C ++比较器保证和内部运作

Question

Solving this problem , I found that

if(!(p<arr[i]))

and

if(p>=arr[i])

May have different results( p is a long long and arr[i] is a double ), since the first solution is accepted and the second is not. Why?

Complete code for context:

#include <bits/stdc++.h>
#define EPS (1e-5)
using namespace std;
typedef long long ll;
double arr[10005];
int main(){
    ll D,p;
    string s;
    while(getline(cin,s)){
        stringstream ss(s);
        ss>>D>>p;
        int n=0;
        while(ss>>arr[n]) ++n;
        ll dmin=D+1;
        if(n<D+1){
            double a=arr[n-4];
            double b=arr[n-3];
            double c=arr[n-2];
            double d=arr[n-1];
            double den=a*c-b*b;
            double s=(c*c-b*d)/den;
            double t=(a*d-b*c)/den;
            for(int i=n;i<=D;++i)
                arr[i]=s*arr[i-2]+t*arr[i-1];
        }
        for(int i=0;i<=D;++i){
            if(!(p<arr[i]))
                dmin=min(dmin,D-i);
            else
                break;
        }
        if(dmin==0) cout<<"The spider may fall!"<<endl;
        else if(dmin==D+1) cout<<"The spider is going to fall!"<<endl;
        else cout<<dmin<<endl;
    }
}

Answer 1

If !(a<b) and (a>=b) are different then the most likely explanation is that one of them is a NaN. Any comparison involving a NaN results in false , so if b is a NaN, then both (a<b) and (a>=b) will be false, and !(a<b) will be true.

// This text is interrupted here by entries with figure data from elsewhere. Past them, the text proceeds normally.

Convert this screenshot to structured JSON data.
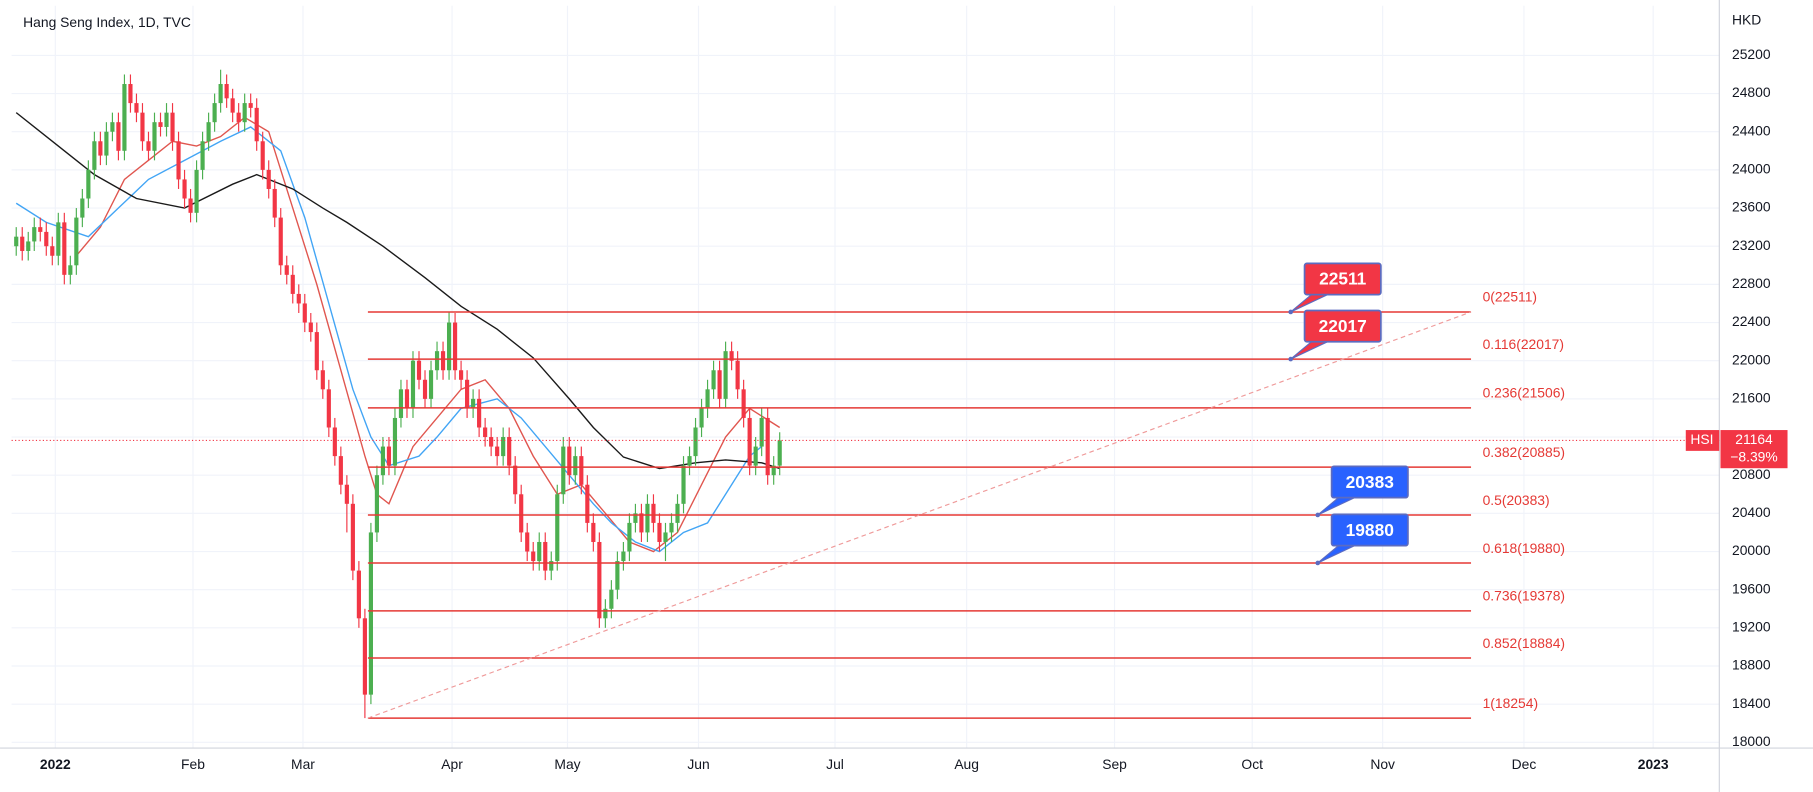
{
  "chart_data": {
    "type": "candlestick",
    "title": "Hang Seng Index, 1D, TVC",
    "currency": "HKD",
    "up_color": "#4caf50",
    "down_color": "#f23645",
    "grid": true,
    "xlim": [
      -0.77,
      283.3
    ],
    "ylim": [
      17940,
      25720
    ],
    "xticks": [
      {
        "value": 6.5,
        "label": "2022"
      },
      {
        "value": 29.4,
        "label": "Feb"
      },
      {
        "value": 47.7,
        "label": "Mar"
      },
      {
        "value": 72.5,
        "label": "Apr"
      },
      {
        "value": 91.7,
        "label": "May"
      },
      {
        "value": 113.5,
        "label": "Jun"
      },
      {
        "value": 136.2,
        "label": "Jul"
      },
      {
        "value": 158.1,
        "label": "Aug"
      },
      {
        "value": 182.7,
        "label": "Sep"
      },
      {
        "value": 205.6,
        "label": "Oct"
      },
      {
        "value": 227.3,
        "label": "Nov"
      },
      {
        "value": 250.8,
        "label": "Dec"
      },
      {
        "value": 272.3,
        "label": "2023"
      }
    ],
    "yticks": [
      18000,
      18400,
      18800,
      19200,
      19600,
      20000,
      20400,
      20800,
      21200,
      21600,
      22000,
      22400,
      22800,
      23200,
      23600,
      24000,
      24400,
      24800,
      25200
    ],
    "x": [
      0,
      1,
      2,
      3,
      4,
      5,
      6,
      7,
      8,
      9,
      10,
      11,
      12,
      13,
      14,
      15,
      16,
      17,
      18,
      19,
      20,
      21,
      22,
      23,
      24,
      25,
      26,
      27,
      28,
      29,
      30,
      31,
      32,
      33,
      34,
      35,
      36,
      37,
      38,
      39,
      40,
      41,
      42,
      43,
      44,
      45,
      46,
      47,
      48,
      49,
      50,
      51,
      52,
      53,
      54,
      55,
      56,
      57,
      58,
      59,
      60,
      61,
      62,
      63,
      64,
      65,
      66,
      67,
      68,
      69,
      70,
      71,
      72,
      73,
      74,
      75,
      76,
      77,
      78,
      79,
      80,
      81,
      82,
      83,
      84,
      85,
      86,
      87,
      88,
      89,
      90,
      91,
      92,
      93,
      94,
      95,
      96,
      97,
      98,
      99,
      100,
      101,
      102,
      103,
      104,
      105,
      106,
      107,
      108,
      109,
      110,
      111,
      112,
      113,
      114,
      115,
      116,
      117,
      118,
      119,
      120,
      121,
      122,
      123,
      124,
      125,
      126,
      127
    ],
    "open": [
      23200,
      23300,
      23150,
      23250,
      23400,
      23350,
      23200,
      23100,
      23450,
      22900,
      23000,
      23500,
      23700,
      24000,
      24300,
      24150,
      24400,
      24500,
      24200,
      24900,
      24700,
      24600,
      24300,
      24200,
      24500,
      24450,
      24600,
      24300,
      23900,
      23700,
      23550,
      24000,
      24300,
      24500,
      24700,
      24900,
      24750,
      24600,
      24500,
      24700,
      24650,
      24300,
      24000,
      23800,
      23500,
      23000,
      22900,
      22700,
      22600,
      22400,
      22300,
      21900,
      21700,
      21300,
      21000,
      20700,
      20500,
      19800,
      19300,
      18500,
      20200,
      20800,
      21100,
      20900,
      21400,
      21700,
      21500,
      22000,
      21800,
      21600,
      21900,
      22100,
      21900,
      22400,
      21900,
      21800,
      21500,
      21600,
      21300,
      21200,
      21100,
      21000,
      21200,
      20900,
      20600,
      20200,
      20000,
      19900,
      20100,
      19800,
      19900,
      20600,
      21100,
      20800,
      21000,
      20700,
      20300,
      20100,
      19300,
      19400,
      19600,
      19900,
      20000,
      20300,
      20400,
      20200,
      20500,
      20300,
      20100,
      20200,
      20300,
      20500,
      20900,
      21000,
      21300,
      21500,
      21700,
      21900,
      21600,
      22100,
      22000,
      21700,
      21400,
      20900,
      21100,
      21400,
      20800,
      20900
    ],
    "high": [
      23400,
      23400,
      23350,
      23500,
      23500,
      23450,
      23300,
      23550,
      23550,
      23100,
      23600,
      23800,
      24100,
      24400,
      24400,
      24500,
      24600,
      24600,
      25000,
      25000,
      24800,
      24700,
      24400,
      24600,
      24600,
      24700,
      24700,
      24400,
      24000,
      23800,
      24100,
      24400,
      24600,
      24800,
      25050,
      25000,
      24850,
      24700,
      24800,
      24800,
      24750,
      24400,
      24100,
      23900,
      23600,
      23100,
      23000,
      22800,
      22700,
      22500,
      22400,
      22000,
      21800,
      21400,
      21100,
      20800,
      20600,
      19900,
      19400,
      20300,
      20900,
      21200,
      21200,
      21500,
      21800,
      21800,
      22100,
      22100,
      21900,
      22000,
      22200,
      22200,
      22511,
      22500,
      22000,
      21900,
      21700,
      21700,
      21400,
      21300,
      21200,
      21300,
      21300,
      21000,
      20700,
      20300,
      20100,
      20200,
      20200,
      20000,
      20700,
      21200,
      21200,
      21100,
      21100,
      20800,
      20400,
      20200,
      19500,
      19700,
      20000,
      20100,
      20400,
      20500,
      20500,
      20600,
      20600,
      20400,
      20300,
      20400,
      20600,
      21000,
      21100,
      21400,
      21600,
      21800,
      22000,
      22000,
      22200,
      22200,
      22100,
      21800,
      21500,
      21200,
      21500,
      21500,
      21000,
      21250
    ],
    "low": [
      23100,
      23050,
      23050,
      23150,
      23250,
      23100,
      23000,
      23000,
      22800,
      22800,
      22900,
      23400,
      23600,
      23900,
      24050,
      24050,
      24300,
      24100,
      24100,
      24600,
      24500,
      24200,
      24100,
      24100,
      24350,
      24350,
      24200,
      23800,
      23600,
      23450,
      23450,
      23900,
      24200,
      24400,
      24600,
      24650,
      24500,
      24400,
      24400,
      24550,
      24200,
      23900,
      23700,
      23400,
      22900,
      22800,
      22600,
      22500,
      22300,
      22200,
      21800,
      21600,
      21200,
      20900,
      20600,
      20200,
      19700,
      19200,
      18254,
      18400,
      20100,
      20700,
      20800,
      20800,
      21300,
      21400,
      21400,
      21700,
      21500,
      21500,
      21800,
      21800,
      21800,
      21800,
      21700,
      21400,
      21400,
      21200,
      21100,
      21000,
      20900,
      20900,
      20800,
      20500,
      20100,
      19900,
      19800,
      19800,
      19700,
      19700,
      19800,
      20500,
      20700,
      20700,
      20600,
      20200,
      20000,
      19200,
      19200,
      19300,
      19500,
      19800,
      19900,
      20200,
      20100,
      20100,
      20200,
      20000,
      19900,
      20100,
      20200,
      20400,
      20800,
      20900,
      21200,
      21400,
      21600,
      21500,
      21500,
      21900,
      21600,
      21300,
      20800,
      20800,
      21000,
      20700,
      20700,
      20800
    ],
    "close": [
      23300,
      23150,
      23250,
      23400,
      23350,
      23200,
      23100,
      23450,
      22900,
      23000,
      23500,
      23700,
      24000,
      24300,
      24150,
      24400,
      24500,
      24200,
      24900,
      24700,
      24600,
      24300,
      24200,
      24500,
      24450,
      24600,
      24300,
      23900,
      23700,
      23550,
      24000,
      24300,
      24500,
      24700,
      24900,
      24750,
      24600,
      24500,
      24700,
      24650,
      24300,
      24000,
      23800,
      23500,
      23000,
      22900,
      22700,
      22600,
      22400,
      22300,
      21900,
      21700,
      21300,
      21000,
      20700,
      20500,
      19800,
      19300,
      18500,
      20200,
      20800,
      21100,
      20900,
      21400,
      21700,
      21500,
      22000,
      21800,
      21600,
      21900,
      22100,
      21900,
      22400,
      21900,
      21800,
      21500,
      21600,
      21300,
      21200,
      21100,
      21000,
      21200,
      20900,
      20600,
      20200,
      20000,
      19900,
      20100,
      19800,
      19900,
      20600,
      21100,
      20800,
      21000,
      20700,
      20300,
      20100,
      19300,
      19400,
      19600,
      19900,
      20000,
      20300,
      20400,
      20200,
      20500,
      20300,
      20100,
      20200,
      20300,
      20500,
      20900,
      21000,
      21300,
      21500,
      21700,
      21900,
      21600,
      22100,
      22000,
      21700,
      21400,
      20900,
      21100,
      21400,
      20800,
      20900,
      21164
    ],
    "moving_averages": [
      {
        "color": "#e0564f",
        "x": [
          10,
          14,
          18,
          22,
          26,
          30,
          34,
          38,
          42,
          46,
          50,
          54,
          58,
          60,
          62,
          64,
          66,
          70,
          74,
          78,
          82,
          86,
          90,
          94,
          98,
          102,
          106,
          110,
          114,
          118,
          122,
          127
        ],
        "values": [
          23100,
          23400,
          23900,
          24100,
          24300,
          24250,
          24350,
          24550,
          24400,
          23600,
          22800,
          21900,
          21000,
          20600,
          20500,
          20800,
          21100,
          21400,
          21700,
          21800,
          21500,
          21000,
          20600,
          20700,
          20400,
          20100,
          20000,
          20200,
          20700,
          21200,
          21500,
          21300
        ]
      },
      {
        "color": "#42a5f5",
        "x": [
          0,
          5,
          12,
          17,
          22,
          28,
          34,
          39,
          44,
          48,
          52,
          56,
          59,
          62,
          67,
          70,
          74,
          80,
          84,
          88,
          92,
          96,
          99,
          103,
          107,
          111,
          115,
          118,
          122,
          124
        ],
        "values": [
          23650,
          23450,
          23300,
          23600,
          23900,
          24100,
          24300,
          24450,
          24200,
          23500,
          22600,
          21700,
          21200,
          20900,
          21000,
          21200,
          21500,
          21600,
          21400,
          21100,
          20800,
          20500,
          20300,
          20100,
          20000,
          20200,
          20300,
          20600,
          21000,
          21100
        ]
      },
      {
        "color": "#1a1a1a",
        "x": [
          0,
          8,
          13,
          20,
          28,
          36,
          40,
          46,
          51,
          55,
          61,
          68,
          74,
          80,
          86,
          92,
          96,
          101,
          107,
          113,
          118,
          124,
          127
        ],
        "values": [
          24600,
          24200,
          23950,
          23700,
          23600,
          23850,
          23950,
          23800,
          23600,
          23450,
          23200,
          22870,
          22570,
          22330,
          22030,
          21600,
          21300,
          20990,
          20870,
          20930,
          20960,
          20930,
          20870
        ]
      }
    ],
    "fibonacci": {
      "color": "#e53935",
      "x": [
        58.5,
        242
      ],
      "levels": [
        22511,
        22017,
        21506,
        20885,
        20383,
        19880,
        19378,
        18884,
        18254
      ],
      "labels": [
        "0(22511)",
        "0.116(22017)",
        "0.236(21506)",
        "0.382(20885)",
        "0.5(20383)",
        "0.618(19880)",
        "0.736(19378)",
        "0.852(18884)",
        "1(18254)"
      ]
    },
    "trendline": {
      "color": "#ef9a9a",
      "x": [
        58.5,
        242
      ],
      "values": [
        18254,
        22511
      ]
    },
    "callouts": [
      {
        "x": 212,
        "value": 22511,
        "color": "#f23645"
      },
      {
        "x": 212,
        "value": 22017,
        "color": "#f23645"
      },
      {
        "x": 216.5,
        "value": 20383,
        "color": "#2962ff"
      },
      {
        "x": 216.5,
        "value": 19880,
        "color": "#2962ff"
      }
    ],
    "last_price": {
      "symbol": "HSI",
      "value": 21164,
      "change": "−8.39%",
      "color": "#f23645"
    }
  }
}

Looking at your code, first:

double den=a*c-b*b;
double s=(c*c-b*d)/den;
double t=(a*d-b*c)/den;

There is no obvious reason why den cannot be zero, in which case both s and t will be infinities. Then, you compute:

for(int i=n;i<=D;++i)
  arr[i]=s*arr[i-2]+t*arr[i-1];

If s and t are inifinities, then there is ample room for the sum which produces arr[i] to be a NaN. The sum of two infinities of the same sign is the infinity itself, but the sum of two infinities of opposite signs is a NaN. Also, the product of 0 and infinity is a NaN.

And once a NaN gets into arr , it will propagate, since each element depends on the previous one.

So you probably need to do something if den is 0.